Il luogo di partenza “aperto” – come i viaggi che non prevedono subito un ritorno – è la città di Lisbona che ha dato i natali a Pessoa ma anche alla bravissima Amalia Rodriguez, forse la più amata cantante portoghese di sempre, non una voce ma “la” voce del Fado – da “fatum”, “destino” – un genere musicale ispirato alla saudade e ai temi della lontananza, della separazione, del dolore e della sofferenza.

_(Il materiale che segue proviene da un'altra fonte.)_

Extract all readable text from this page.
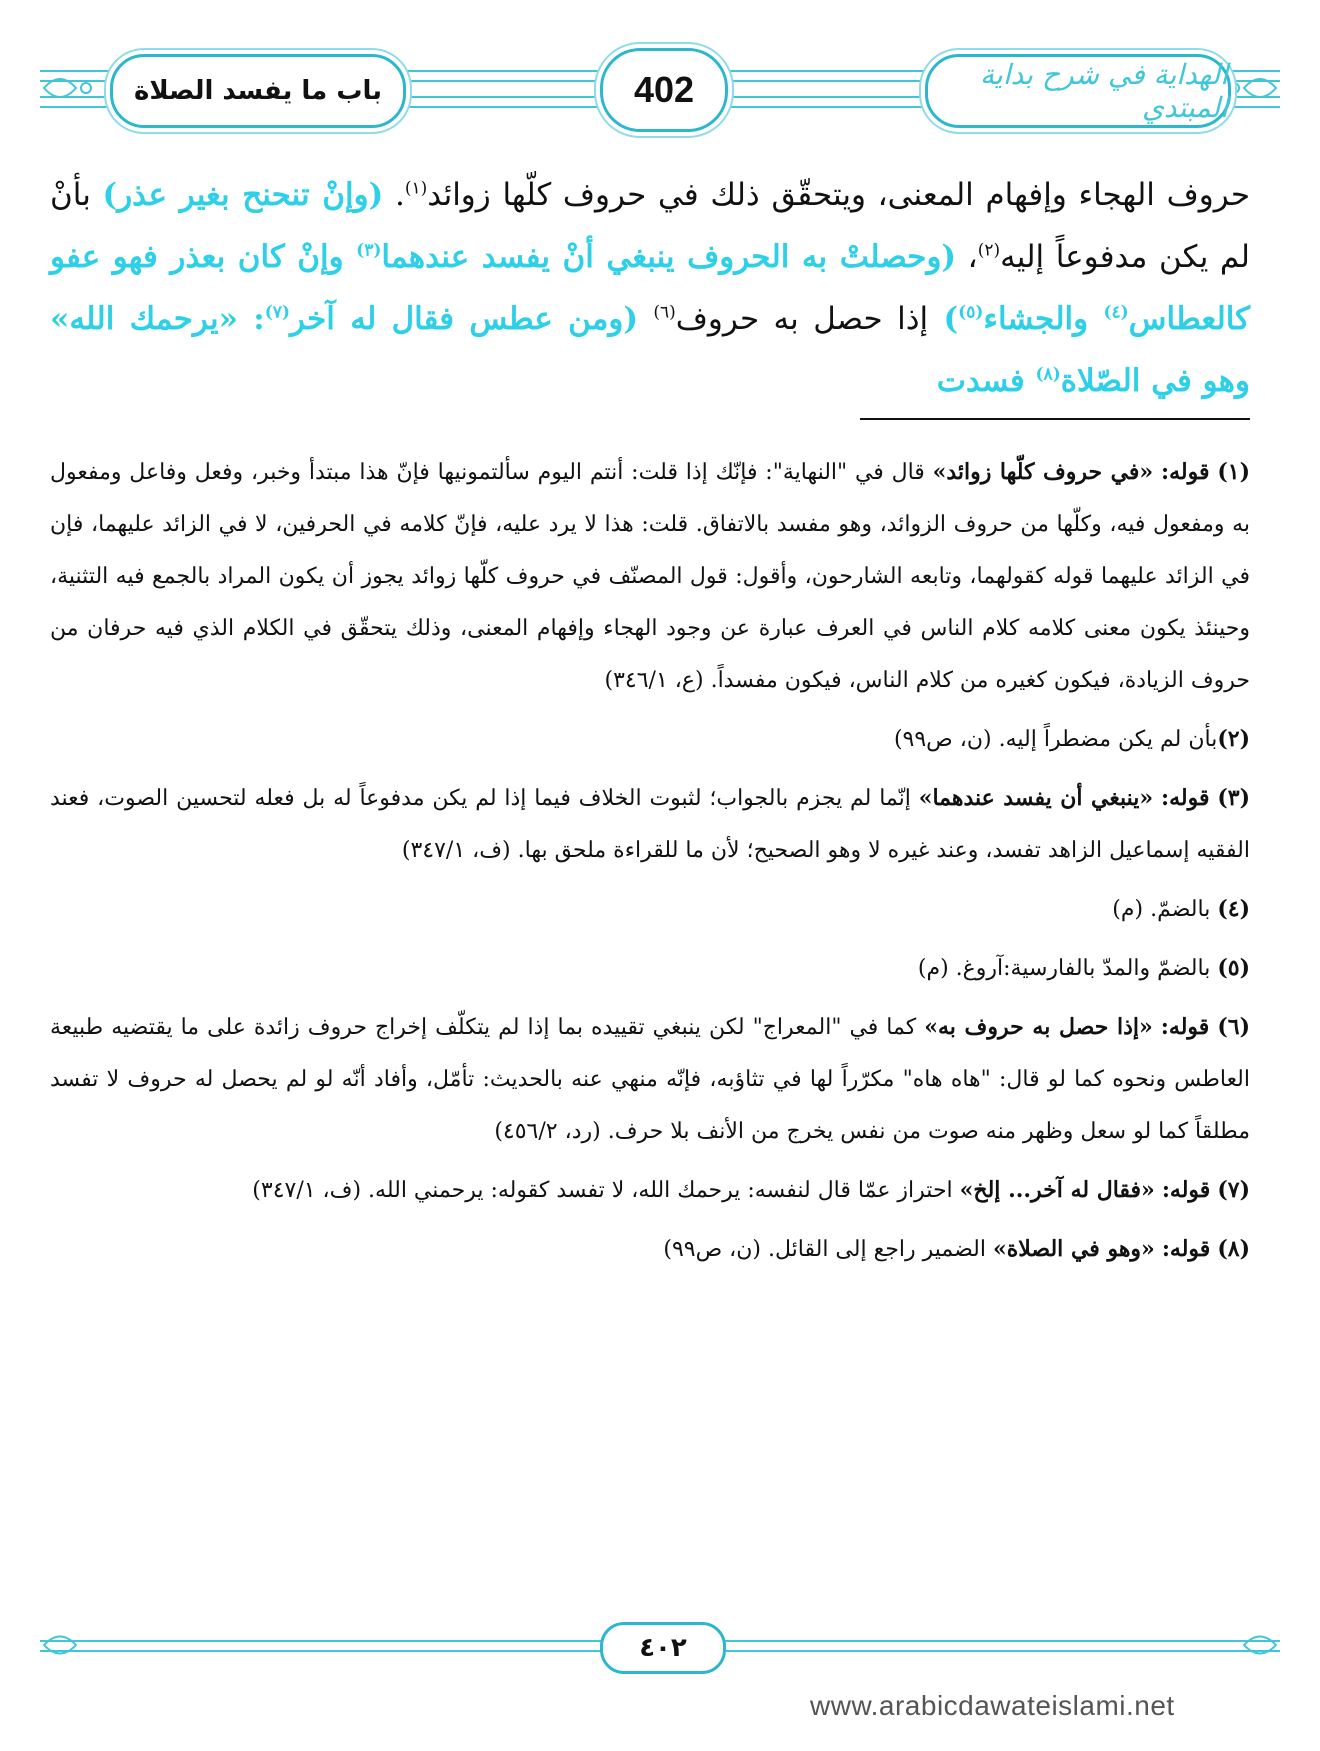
باب ما يفسد الصلاة	402	الهداية في شرح بداية المبتدي
حروف الهجاء وإفهام المعنى، ويتحقّق ذلك في حروف كلّها زوائد$^{(١)}$. (وإنْ تنحنح بغير عذر) بأنْ لم يكن مدفوعاً إليه$^{(٢)}$، (وحصلتْ به الحروف ينبغي أنْ يفسد عندهما$^{(٣)}$ وإنْ كان بعذر فهو عفو كالعطاس$^{(٤)}$ والجشاء$^{(٥)}$) إذا حصل به حروف$^{(٦)}$ (ومن عطس فقال له آخر$^{(٧)}$: «يرحمك الله» وهو في الصّلاة$^{(٨)}$ فسدت

(١) قوله: «في حروف كلّها زوائد» قال في "النهاية": فإنّك إذا قلت: أنتم اليوم سألتمونيها فإنّ هذا مبتدأ وخبر، وفعل وفاعل ومفعول به ومفعول فيه، وكلّها من حروف الزوائد، وهو مفسد بالاتفاق. قلت: هذا لا يرد عليه، فإنّ كلامه في الحرفين، لا في الزائد عليهما، فإن في الزائد عليهما قوله كقولهما، وتابعه الشارحون، وأقول: قول المصنّف في حروف كلّها زوائد يجوز أن يكون المراد بالجمع فيه التثنية، وحينئذ يكون معنى كلامه كلام الناس في العرف عبارة عن وجود الهجاء وإفهام المعنى، وذلك يتحقّق في الكلام الذي فيه حرفان من حروف الزيادة، فيكون كغيره من كلام الناس، فيكون مفسداً. (ع، ٣٤٦/١)

(٢)بأن لم يكن مضطراً إليه. (ن، ص٩٩)

(٣) قوله: «ينبغي أن يفسد عندهما» إنّما لم يجزم بالجواب؛ لثبوت الخلاف فيما إذا لم يكن مدفوعاً له بل فعله لتحسين الصوت، فعند الفقيه إسماعيل الزاهد تفسد، وعند غيره لا وهو الصحيح؛ لأن ما للقراءة ملحق بها. (ف، ٣٤٧/١)

(٤) بالضمّ. (م)

(٥) بالضمّ والمدّ بالفارسية:آروغ. (م)

(٦) قوله: «إذا حصل به حروف به» كما في "المعراج" لكن ينبغي تقييده بما إذا لم يتكلّف إخراج حروف زائدة على ما يقتضيه طبيعة العاطس ونحوه كما لو قال: "هاه هاه" مكرّراً لها في تثاؤبه، فإنّه منهي عنه بالحديث: تأمّل، وأفاد أنّه لو لم يحصل له حروف لا تفسد مطلقاً كما لو سعل وظهر منه صوت من نفس يخرج من الأنف بلا حرف. (رد، ٤٥٦/٢)

(٧) قوله: «فقال له آخر... إلخ» احتراز عمّا قال لنفسه: يرحمك الله، لا تفسد كقوله: يرحمني الله. (ف، ٣٤٧/١)

(٨) قوله: «وهو في الصلاة» الضمير راجع إلى القائل. (ن، ص٩٩)

٤٠٢
www.arabicdawateislami.net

Ma cosa ho capito della città, in questo primo giorno? Pochissimo, ma vado in ordine sparso: sui continui saliscendi, solcati dalle rotaie dei tram, iconici e quasi sempre pieni di turisti, vivono mezzo milione di persone e, tutti intorno, 3 milioni di abitanti della sua area urbana. La città pullula di turisti, in particolare di italiani (ad una coppia in un locale ho chiesto se avessero visto dei portoghesi in giro e ancora ridono!) e tantissimi studenti. Il paese, forgiato in gran parte dal colonialismo portoghese, ha una capitale multietnica e multiculturale, un dato che si ritrova nel cibo: oltre al Pastel De Nata che colora di giallo le vetrine di tutte le pasticcerie della città, fa da regina dello street food la Bifana, un panino ripieno con fettine di carne di maiale lasciate marinare in un composto fatto di vino, paprika, aglio, alloro, sale e pepe e cotte a fuoco lento. Così come il baccalà spadroneggia nella cucina locale dentro frittelle e crocché!

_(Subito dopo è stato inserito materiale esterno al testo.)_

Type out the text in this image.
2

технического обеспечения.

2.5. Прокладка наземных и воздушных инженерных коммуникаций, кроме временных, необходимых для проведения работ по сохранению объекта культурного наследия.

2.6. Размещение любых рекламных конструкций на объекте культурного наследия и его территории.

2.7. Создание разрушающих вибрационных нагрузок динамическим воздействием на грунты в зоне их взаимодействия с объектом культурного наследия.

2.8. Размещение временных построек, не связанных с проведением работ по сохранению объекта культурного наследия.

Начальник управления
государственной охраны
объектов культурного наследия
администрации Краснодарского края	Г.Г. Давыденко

L’architettura anche è varia e suggestiva e meriterebbe un capitolo a parte: abbiamo visto il neogotico dell’Elevador de Santa Justa; il Castello di San Giorgio, dimora della monarchia portoghese fino al 1500.

Quando avrò voglia pubblicherò qualche altro pensiero ma vorrei provare a farlo con gli occhi buoni di chi non ha ancora vita sulle spalle e sa perdonarsi il futuro.